Who could resist such a tantalizing treat? -Photo from Photobucket user Pahavit

8.  Anonymous Australian Man & 70 Beijing Diners – Raw Slugs and/or Snails

In March, a 21 year-old Australian man was on the verge of death after contracting a rare form of meningitis known, colorfully, as rat lungworm.  Rats carry the disease and excrete the larvae in their stools, which slugs and snails then eat.  I was unaware of the fact that slugs and snails ate rat crap and I am now regretting my ill-advised decision to re-enact this scene from Delicatessen last weekend…

The Australian man had eaten a raw slug on a dare, not realizing the danger.  If he had done his homework and read more obscure Chinese news stories like this one, he would have heard about the 70 diners who ended up in the hospital after eating raw snails.

Escargot?  More like EscarNO! 

Gah! It's like a prop from a Cronenberg movie... -Photo from Photobucket user ersico

9.  Unnamed Fijian Man – Toadfish

Marketing new food products always hinges on one key ingredient: a catchy name that says ‘Yum!’- especially if your product is less-than-appealing to the eye.  Well, evolution, history and linguistics have come together to help modern man realize an important fact and that fact is “Don’t eat this fish.”

With all of the allure of sun-baked roadkill and a name that causes the tastebuds to recoil in horror, the toadfish would seem to be pretty safe from the ravenous, gnawing maws of even the drunkest humans.  However, in August of 2006, 3 men filleted and ate one of these abominations in Bowen, Australia.  One of them did not survive the experience.

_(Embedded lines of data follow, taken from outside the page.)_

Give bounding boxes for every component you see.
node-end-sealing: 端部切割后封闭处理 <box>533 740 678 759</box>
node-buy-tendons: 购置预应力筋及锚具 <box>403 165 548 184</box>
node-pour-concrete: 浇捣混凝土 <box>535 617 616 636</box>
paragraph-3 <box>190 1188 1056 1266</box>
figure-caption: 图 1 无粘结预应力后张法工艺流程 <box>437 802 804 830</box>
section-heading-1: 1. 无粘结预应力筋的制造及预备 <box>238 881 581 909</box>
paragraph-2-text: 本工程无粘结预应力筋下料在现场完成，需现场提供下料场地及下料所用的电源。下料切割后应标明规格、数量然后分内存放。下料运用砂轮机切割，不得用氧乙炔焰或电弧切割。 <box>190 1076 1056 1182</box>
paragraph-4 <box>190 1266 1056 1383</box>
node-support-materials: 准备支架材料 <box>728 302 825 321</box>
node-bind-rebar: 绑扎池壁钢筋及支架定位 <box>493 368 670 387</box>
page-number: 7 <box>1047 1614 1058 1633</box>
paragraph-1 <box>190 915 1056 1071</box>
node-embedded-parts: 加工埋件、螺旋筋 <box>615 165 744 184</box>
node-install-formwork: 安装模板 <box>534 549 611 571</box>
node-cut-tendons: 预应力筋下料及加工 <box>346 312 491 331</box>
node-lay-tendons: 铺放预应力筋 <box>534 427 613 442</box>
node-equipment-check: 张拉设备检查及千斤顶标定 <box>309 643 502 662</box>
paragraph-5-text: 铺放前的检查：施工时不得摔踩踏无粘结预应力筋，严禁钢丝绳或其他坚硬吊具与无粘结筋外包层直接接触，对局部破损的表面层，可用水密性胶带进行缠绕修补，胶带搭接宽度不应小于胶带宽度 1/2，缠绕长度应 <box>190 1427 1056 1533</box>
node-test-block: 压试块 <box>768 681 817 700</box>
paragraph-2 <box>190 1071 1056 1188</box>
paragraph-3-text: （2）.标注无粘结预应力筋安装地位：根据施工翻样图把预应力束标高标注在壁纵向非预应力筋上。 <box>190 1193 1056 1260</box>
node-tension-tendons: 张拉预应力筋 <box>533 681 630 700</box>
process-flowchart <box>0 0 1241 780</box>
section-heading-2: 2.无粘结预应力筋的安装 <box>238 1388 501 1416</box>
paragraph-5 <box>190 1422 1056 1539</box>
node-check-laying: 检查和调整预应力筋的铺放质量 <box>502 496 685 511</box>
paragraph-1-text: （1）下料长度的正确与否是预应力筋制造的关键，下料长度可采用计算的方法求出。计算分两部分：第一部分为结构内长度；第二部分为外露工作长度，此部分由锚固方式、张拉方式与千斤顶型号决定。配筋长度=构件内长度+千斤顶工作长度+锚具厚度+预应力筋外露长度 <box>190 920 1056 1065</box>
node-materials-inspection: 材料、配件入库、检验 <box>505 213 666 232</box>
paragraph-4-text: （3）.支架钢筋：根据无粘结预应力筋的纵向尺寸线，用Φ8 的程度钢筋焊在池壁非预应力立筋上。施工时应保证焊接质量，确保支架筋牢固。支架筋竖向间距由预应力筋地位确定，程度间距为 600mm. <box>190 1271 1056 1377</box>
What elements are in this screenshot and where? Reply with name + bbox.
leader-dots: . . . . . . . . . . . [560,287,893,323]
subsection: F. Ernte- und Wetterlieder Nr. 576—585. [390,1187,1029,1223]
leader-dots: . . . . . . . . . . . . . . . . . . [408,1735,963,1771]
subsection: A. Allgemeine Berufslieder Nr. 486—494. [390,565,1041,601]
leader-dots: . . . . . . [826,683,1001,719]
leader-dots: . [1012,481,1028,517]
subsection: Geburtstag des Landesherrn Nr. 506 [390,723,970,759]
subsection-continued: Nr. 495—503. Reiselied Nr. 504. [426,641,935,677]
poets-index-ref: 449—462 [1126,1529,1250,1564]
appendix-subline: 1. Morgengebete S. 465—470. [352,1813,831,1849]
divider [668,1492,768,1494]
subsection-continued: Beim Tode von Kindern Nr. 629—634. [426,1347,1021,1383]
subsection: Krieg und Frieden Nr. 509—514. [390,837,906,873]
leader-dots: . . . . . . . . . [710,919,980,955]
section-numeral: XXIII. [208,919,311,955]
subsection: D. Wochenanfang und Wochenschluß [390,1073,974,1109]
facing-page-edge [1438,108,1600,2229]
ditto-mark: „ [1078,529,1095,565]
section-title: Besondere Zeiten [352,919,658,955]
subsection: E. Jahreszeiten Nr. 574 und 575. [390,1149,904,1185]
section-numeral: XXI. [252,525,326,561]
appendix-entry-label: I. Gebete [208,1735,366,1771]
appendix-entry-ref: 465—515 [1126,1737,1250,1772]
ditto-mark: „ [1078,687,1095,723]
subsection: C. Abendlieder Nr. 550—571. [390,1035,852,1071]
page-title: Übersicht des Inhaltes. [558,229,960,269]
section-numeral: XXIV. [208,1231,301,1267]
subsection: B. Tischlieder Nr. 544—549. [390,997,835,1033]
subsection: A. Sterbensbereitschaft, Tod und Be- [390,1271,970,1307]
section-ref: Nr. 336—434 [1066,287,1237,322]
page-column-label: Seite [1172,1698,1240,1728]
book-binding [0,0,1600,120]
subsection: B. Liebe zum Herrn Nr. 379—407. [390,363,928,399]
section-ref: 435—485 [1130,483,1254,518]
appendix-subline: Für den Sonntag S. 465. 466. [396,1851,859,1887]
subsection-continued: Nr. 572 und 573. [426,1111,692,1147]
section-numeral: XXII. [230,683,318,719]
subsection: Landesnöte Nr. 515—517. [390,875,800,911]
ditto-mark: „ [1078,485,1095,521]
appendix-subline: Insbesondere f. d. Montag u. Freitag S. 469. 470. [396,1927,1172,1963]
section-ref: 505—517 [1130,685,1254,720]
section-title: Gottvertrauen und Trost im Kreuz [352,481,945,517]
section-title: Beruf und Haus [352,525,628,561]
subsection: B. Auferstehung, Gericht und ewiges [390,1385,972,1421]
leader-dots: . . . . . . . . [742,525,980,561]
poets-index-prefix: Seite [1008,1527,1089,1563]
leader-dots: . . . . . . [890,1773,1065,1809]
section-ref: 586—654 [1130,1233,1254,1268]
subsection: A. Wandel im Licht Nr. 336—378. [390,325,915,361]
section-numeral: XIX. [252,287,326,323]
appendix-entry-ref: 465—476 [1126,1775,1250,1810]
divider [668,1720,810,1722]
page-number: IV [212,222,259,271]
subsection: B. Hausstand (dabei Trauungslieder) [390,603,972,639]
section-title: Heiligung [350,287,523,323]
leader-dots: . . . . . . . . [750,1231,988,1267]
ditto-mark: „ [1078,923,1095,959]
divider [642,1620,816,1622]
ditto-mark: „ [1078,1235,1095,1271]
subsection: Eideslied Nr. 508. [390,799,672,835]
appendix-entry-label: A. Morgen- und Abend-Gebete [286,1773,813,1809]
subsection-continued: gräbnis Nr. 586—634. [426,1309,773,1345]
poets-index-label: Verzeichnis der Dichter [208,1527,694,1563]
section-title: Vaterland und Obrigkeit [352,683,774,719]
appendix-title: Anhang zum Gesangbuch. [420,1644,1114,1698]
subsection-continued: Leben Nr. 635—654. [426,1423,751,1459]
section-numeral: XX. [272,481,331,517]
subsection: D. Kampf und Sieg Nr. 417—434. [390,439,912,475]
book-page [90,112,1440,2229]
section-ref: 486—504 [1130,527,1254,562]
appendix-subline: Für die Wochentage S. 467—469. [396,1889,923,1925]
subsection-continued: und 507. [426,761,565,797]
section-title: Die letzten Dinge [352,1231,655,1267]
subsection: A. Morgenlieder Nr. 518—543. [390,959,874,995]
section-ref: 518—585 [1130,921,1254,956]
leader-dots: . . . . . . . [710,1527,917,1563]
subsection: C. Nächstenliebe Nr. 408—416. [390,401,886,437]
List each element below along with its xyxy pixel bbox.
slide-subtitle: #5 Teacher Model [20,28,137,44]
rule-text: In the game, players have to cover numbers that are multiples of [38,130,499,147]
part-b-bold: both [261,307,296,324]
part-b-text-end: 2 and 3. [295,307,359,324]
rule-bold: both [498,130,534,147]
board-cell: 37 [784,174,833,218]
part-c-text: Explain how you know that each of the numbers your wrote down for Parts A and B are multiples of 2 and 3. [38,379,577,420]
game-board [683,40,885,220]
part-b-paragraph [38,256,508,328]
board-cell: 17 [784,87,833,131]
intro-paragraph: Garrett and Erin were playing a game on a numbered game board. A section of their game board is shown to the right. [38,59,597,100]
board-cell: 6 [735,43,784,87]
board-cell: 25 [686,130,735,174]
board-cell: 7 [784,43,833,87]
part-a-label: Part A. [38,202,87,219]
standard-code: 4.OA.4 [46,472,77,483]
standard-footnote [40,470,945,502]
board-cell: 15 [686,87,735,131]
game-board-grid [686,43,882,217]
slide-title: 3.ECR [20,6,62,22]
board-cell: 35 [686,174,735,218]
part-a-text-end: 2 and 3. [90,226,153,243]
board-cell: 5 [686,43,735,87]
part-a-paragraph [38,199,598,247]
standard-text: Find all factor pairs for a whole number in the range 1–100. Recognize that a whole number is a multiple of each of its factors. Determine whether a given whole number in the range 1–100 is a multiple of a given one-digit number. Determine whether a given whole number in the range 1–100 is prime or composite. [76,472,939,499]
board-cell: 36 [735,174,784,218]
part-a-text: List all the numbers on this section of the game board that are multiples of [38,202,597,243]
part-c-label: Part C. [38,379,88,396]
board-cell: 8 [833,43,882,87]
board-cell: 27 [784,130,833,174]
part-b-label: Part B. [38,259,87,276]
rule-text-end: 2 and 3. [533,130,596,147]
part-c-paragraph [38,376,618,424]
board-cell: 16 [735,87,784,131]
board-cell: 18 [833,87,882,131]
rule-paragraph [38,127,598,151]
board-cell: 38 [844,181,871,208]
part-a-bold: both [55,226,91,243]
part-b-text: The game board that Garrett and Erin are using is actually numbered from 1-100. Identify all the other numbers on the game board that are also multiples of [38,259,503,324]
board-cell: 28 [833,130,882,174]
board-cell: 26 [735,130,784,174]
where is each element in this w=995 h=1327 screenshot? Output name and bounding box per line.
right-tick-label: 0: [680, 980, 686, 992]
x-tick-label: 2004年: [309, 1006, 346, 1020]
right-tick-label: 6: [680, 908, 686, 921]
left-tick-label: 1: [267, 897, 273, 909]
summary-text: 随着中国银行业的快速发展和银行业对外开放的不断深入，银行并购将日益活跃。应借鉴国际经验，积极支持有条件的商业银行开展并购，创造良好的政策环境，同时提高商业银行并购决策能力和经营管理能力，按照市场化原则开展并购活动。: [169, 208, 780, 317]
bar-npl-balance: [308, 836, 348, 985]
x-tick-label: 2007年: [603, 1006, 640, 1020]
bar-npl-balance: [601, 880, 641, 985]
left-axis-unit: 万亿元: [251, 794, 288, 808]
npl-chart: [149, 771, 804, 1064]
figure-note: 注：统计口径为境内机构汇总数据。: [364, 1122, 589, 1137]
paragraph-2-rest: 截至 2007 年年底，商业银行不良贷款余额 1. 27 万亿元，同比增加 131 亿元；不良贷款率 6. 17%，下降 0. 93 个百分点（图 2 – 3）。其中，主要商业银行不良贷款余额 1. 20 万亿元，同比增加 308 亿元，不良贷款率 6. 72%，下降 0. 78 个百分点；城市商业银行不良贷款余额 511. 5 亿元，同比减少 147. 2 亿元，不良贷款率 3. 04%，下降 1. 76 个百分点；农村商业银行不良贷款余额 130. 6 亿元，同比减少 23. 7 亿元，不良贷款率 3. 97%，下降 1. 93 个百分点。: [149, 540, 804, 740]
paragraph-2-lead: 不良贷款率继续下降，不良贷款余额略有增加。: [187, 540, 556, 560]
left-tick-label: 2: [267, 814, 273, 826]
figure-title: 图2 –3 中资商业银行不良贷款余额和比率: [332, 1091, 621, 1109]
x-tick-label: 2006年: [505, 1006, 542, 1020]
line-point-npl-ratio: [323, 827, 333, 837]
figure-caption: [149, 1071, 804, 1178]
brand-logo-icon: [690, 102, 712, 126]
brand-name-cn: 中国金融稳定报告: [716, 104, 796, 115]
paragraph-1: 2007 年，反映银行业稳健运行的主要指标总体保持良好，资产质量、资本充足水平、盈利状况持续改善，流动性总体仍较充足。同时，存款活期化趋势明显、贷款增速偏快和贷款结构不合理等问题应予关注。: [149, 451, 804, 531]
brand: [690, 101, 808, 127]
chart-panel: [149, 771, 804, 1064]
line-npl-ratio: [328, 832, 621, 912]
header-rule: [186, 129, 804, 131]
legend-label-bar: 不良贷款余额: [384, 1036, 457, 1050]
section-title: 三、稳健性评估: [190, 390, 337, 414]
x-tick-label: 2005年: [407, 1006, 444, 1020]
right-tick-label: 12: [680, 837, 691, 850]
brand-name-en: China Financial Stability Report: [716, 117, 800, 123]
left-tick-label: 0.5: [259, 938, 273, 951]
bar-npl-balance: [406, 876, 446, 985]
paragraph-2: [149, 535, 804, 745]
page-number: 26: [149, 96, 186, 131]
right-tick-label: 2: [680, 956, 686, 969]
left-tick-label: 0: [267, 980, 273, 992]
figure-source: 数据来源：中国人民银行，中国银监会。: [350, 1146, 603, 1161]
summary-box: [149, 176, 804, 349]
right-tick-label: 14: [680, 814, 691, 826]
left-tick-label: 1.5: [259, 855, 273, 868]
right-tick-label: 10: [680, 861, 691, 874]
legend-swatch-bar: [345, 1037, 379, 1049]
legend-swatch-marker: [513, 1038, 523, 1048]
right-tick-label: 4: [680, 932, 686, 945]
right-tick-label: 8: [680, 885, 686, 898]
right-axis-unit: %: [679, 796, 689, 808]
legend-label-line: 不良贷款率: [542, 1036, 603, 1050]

Toadfish carry the same poison as the same kind of pufferfish that once threatened the life of America’s favorite TV dad, called tetrodotoxin.  Tetrodox, as the kids are calling it nowadays, is 100 times more poisonous than potassium cyanide, has no known antidote and can kill an adult in as little as 20 minutes.

Now, at first glance, this may not seem like a worthy entrant in this hallowed Hall of Fame- people inadvertently eat poisonous fish fairly regularly.  Well, here’s the answer to that, from the original article:

“Police say the men were aware the fish could be poisonous.”

Nothing says 'delicious' like bare feet! -Photo from Photobucket user bodylanguagetattoos

10.  Psychonauts and Desperate Dieters – Bath Salts

A new trend piece coming to a lazy journalist near you: “legal high” bath salts.  These products are apparently a thinly-veiled attempt to market a dangerous and illegal combination of chemicals by labeling them as something other than what they are: drugs.

Now, I’m no genius but, if someone were to tell me that I would grow functional angel wings and gain the power of invisibility just by drinking a gallon of Drano, I wouldn’t do it.  No matter what the Internet told me.

The sad part of this story is that this junk is also being unofficially marketed as a weight-loss aid.  Considering that ingesting the product keeps you up for days and unable to eat, that’s no big surprise.  Of course, like cocaine, meth and other stimulants, people are quickly hooked and strung out.  In the fall of 2009, a young bride died of her addiction to taking Ivory Wave, a brand of bath salts that contains an unknown list of ingredients that can change at any time and is clearly labeled ‘not for human consumption’.